Crushed chocolate cookies

Foster childDing dong!

“There he is.” I smiled at Craig as I finished placing the freshly baked chocolate cookies on a plate. We walked to the front door together.

“Hello, Mr. White. Mrs. White. Good to see you.” The social worker placed his hand on the child beside him. “This is Benny.”

The boy stared down at his sneakers, which seemed too big for his body. He held a sagging plastic bag.

I kneeled down. “Hi Benny, I’m Karen. I’m so glad you’re here.” He avoided my eyes. When I touched his arm, he stiffened. For a second, I feared he would bolt.

“Please, come in.” Craig’s invitation reduced the tension of the first contact with our eight-year-old foster child. We were to be his third family in the four years since he saw his mom die from an overdose, and we were determined to be the last.

While Craig and the social worker completed paperwork, Benny sat on the edge of the couch, still studying his shoes and clutching his bag.

“I made chocolate cookies; do you want to try one?” I held out the plate.

After what seemed an eternity, he raised his hand, grabbed three cookies, and stuffed them in the pocket of his hoodie.

I cleared my throat. “Okay, these are for later. Why don’t you take another one for now?”

He shot me a glance, then took one more.

Craig saw the social worker to the door and came back with a ball and glove. “Hey Ben, would you like to play catch?”

“Sure.” The last cookie disappeared in his pocket.

From the window, I watched Benny trudge alongside Craig to the playground. Looks like a good start. I turned around to see his bag lying on the floor. I was about to bring it to his room when I thought better of it.

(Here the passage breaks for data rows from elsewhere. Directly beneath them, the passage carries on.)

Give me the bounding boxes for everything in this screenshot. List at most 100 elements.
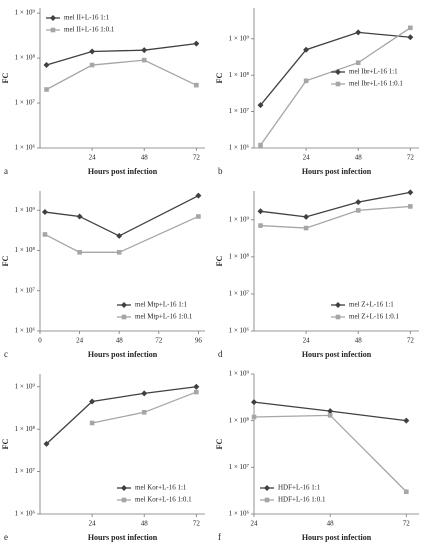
square-marker [141,410,147,415]
y-tick-label: 1 × 10⁷ [15,286,36,294]
y-tick-label: 1 × 10⁸ [15,54,36,62]
square-marker [408,204,413,209]
legend-label: HDF+L-16 1:1 [278,484,321,492]
series-line [260,205,411,229]
x-axis-label: Hours post infection [88,533,158,542]
y-tick-label: 1 × 10⁶ [229,144,250,152]
panel-label: e [4,532,8,542]
x-tick-label: 24 [76,337,84,345]
x-axis-label: Hours post infection [88,167,158,176]
panel-label: c [4,349,8,359]
y-tick-label: 1 × 10⁹ [229,370,250,378]
y-tick-label: 1 × 10⁸ [229,252,250,260]
series-line [253,414,407,493]
legend-label: mel Kor+L-16 1:0.1 [135,496,192,504]
square-marker [194,82,199,88]
y-tick-label: 1 × 10⁷ [229,290,250,298]
x-tick-label: 96 [195,337,203,345]
x-tick-label: 72 [193,520,201,528]
series-line [91,391,197,424]
diamond-marker [43,440,50,447]
square-marker [258,223,263,228]
y-tick-label: 1 × 10⁶ [15,510,36,518]
diamond-marker [121,302,127,308]
y-tick-label: 1 × 10⁹ [15,9,36,17]
square-marker [196,214,201,219]
series-line [260,191,411,218]
legend-label: mel II+L-16 1:0.1 [64,26,115,34]
x-tick-label: 72 [193,154,201,162]
y-tick-label: 1 × 10⁷ [229,463,250,471]
x-tick-label: 48 [355,337,363,345]
diamond-marker [403,417,410,424]
panel-label: a [4,166,8,176]
square-marker [121,497,127,503]
y-tick-label: 1 × 10⁶ [229,327,250,335]
panel: 1 × 10⁶ 1 × 10⁷ 1 × 10⁸ 1 × 10⁹ 24 48 72 Hours … [215,370,419,542]
x-axis-label: Hours post infection [302,533,372,542]
square-marker [355,60,361,66]
diamond-marker [121,485,127,491]
legend-label: mel Ibr+L-16 1:1 [349,68,398,76]
diamond-marker [251,399,257,406]
legend-label: mel II+L-16 1:1 [64,14,110,22]
series-line [46,42,197,66]
diamond-marker [327,408,334,415]
legend-label: mel Ibr+L-16 1:0.1 [349,80,403,88]
diamond-marker [193,383,200,390]
panel-label: d [218,349,223,359]
diamond-marker [303,46,310,53]
square-marker [89,420,95,426]
y-axis-label: FC [215,255,224,266]
x-tick-label: 72 [403,520,411,528]
x-tick-label: 72 [407,337,415,345]
series-line [46,386,197,445]
panel: 1 × 10⁶ 1 × 10⁷ 1 × 10⁸ 1 × 10⁹ 24 48 72 Hours … [215,189,419,359]
diamond-marker [89,48,96,55]
square-marker [327,413,333,418]
diamond-marker [257,208,264,215]
square-marker [355,208,361,213]
series-line [44,195,199,237]
y-axis-label: FC [215,438,224,449]
square-marker [264,497,270,503]
square-marker [404,489,409,495]
y-tick-label: 1 × 10⁶ [229,510,250,518]
x-tick-label: 24 [89,520,97,528]
x-tick-label: 72 [407,154,415,162]
diamond-marker [89,398,96,405]
diamond-marker [141,390,148,397]
diamond-marker [335,302,341,308]
square-marker [303,78,309,84]
panel: 1 × 10⁶ 1 × 10⁷ 1 × 10⁸ 1 × 10⁹ 24 48 72 Hours … [1,8,205,176]
y-tick-label: 1 × 10⁸ [229,416,250,424]
diamond-marker [193,40,200,47]
y-tick-label: 1 × 10⁸ [15,246,36,254]
y-tick-label: 1 × 10⁸ [15,425,36,433]
diamond-marker [41,209,48,216]
diamond-marker [355,29,362,36]
x-tick-label: 24 [251,520,259,528]
x-tick-label: 24 [89,154,97,162]
y-axis-label: FC [1,255,10,266]
y-tick-label: 1 × 10⁷ [15,99,36,107]
square-marker [116,250,122,255]
y-tick-label: 1 × 10⁷ [229,107,250,115]
y-tick-label: 1 × 10⁶ [15,144,36,152]
y-tick-label: 1 × 10⁶ [15,327,36,335]
diamond-marker [50,15,56,21]
y-tick-label: 1 × 10⁹ [15,382,36,390]
diamond-marker [141,47,148,54]
square-marker [408,25,413,31]
panel-label: b [218,166,223,176]
x-tick-label: 0 [38,337,42,345]
diamond-marker [195,192,202,199]
diamond-marker [76,213,83,220]
y-axis-label: FC [1,72,10,83]
series-line [46,59,197,91]
square-marker [44,87,49,92]
x-axis-label: Hours post infection [88,350,158,359]
panel: 1 × 10⁶ 1 × 10⁷ 1 × 10⁸ 1 × 10⁹ 0 24 48 72 96 Hou… [1,191,205,359]
legend-label: mel Mtp+L-16 1:0.1 [135,313,193,321]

We’ll do that together.

By the time Craig and Benny returned, I had started cooking, and food aromas filled the house. “Drumsticks and French fries—I hope you like it.”

Benny slumped into a chair.

“Honey, please, wash your hands first. Craig, can you show Benny the bathr—”

“Nooo!”

I almost dropped a dish as Benny sent the chair crashing to the floor.

“I hate you! I hate you!”

“Benny, what’s wrong?”

Craig reached for the boy, but Benny slapped him, ran to the couch, and seized his bag. “I won’t stay here! Tell Social Services to get me!”

“They’re closed at this hour, Benny. Why don’t you come and eat something?”

“No! I hate you!” He whacked the couch.

“You want to see your room?” Craig tried to distract him.

“I want to leave!” Tears streamed down his contorted face.

“We’ll see about that tomorrow. But if you don’t want to eat, I’ll bring you to your room so that you can sleep.” Craig picked him up, seemingly immune to the yelling and frantic kicking.

I followed them upstairs. When Craig put him down, Benny threw himself on the bed—shoes and all—and hid under the blankets, crying all the while.

Craig whispered, “I’ll eat something, then leave for my night shift. I’ll pray.”

The next moment, I found myself standing alone in the middle of the bedroom, its bright colors shouting failure.

God, I need You.

I sat down at the bedside and laid my hand on the crumpled heap of a child.

“Leave me alone!” He wriggled away from me.

“No, Benny, I won’t go anywhere when you’re so sad and upset. I’ll stay right here with you.”

The leering racing car on the bedspread seemed to mock me as I waited and prayed for a breakthrough. Finally, the sobs subsided.

Following a hunch, I asked, “Benny…may I hold you? I mean—like a baby?”

To my surprise, he pushed back the blankets and climbed on my lap. I held him in my arms and gently rocked him, until his body relaxed and he was fast asleep.

Carefully, I took off his shoes and pulled down the covers—revealing crushed chocolate cookies. I couldn’t help but smile as I wiped them from the bed and tucked Benny in. Then I bent down and planted a kiss on his forehead.

Dear Father, You loved us before we loved You. Please, now help us to love this child. Even if our love will be crushed…like a chocolate cookie, under the weight of his pain, we want to persist in loving him. Amen.

***

AUTHOR’S NOTES

This short fiction story was inspired by:

• “Removed,” a short film about foster care. See www.removedfilm.com and https://www.youtube.com/watch?v=lOeQUwdAjE0.

• An newspaper article about foster care. See http://www.volkskrant.nl/binnenland/verwaarloosde-en-misbruikte-kinderen-wie-helpt-ze-nog~a3889487/

Karen’s prayer refers to the following Bible verse: “In this is love, not that we have loved God but that he loved us and sent his Son to be the propitiation for our sins” (1 John 4:10 ESV).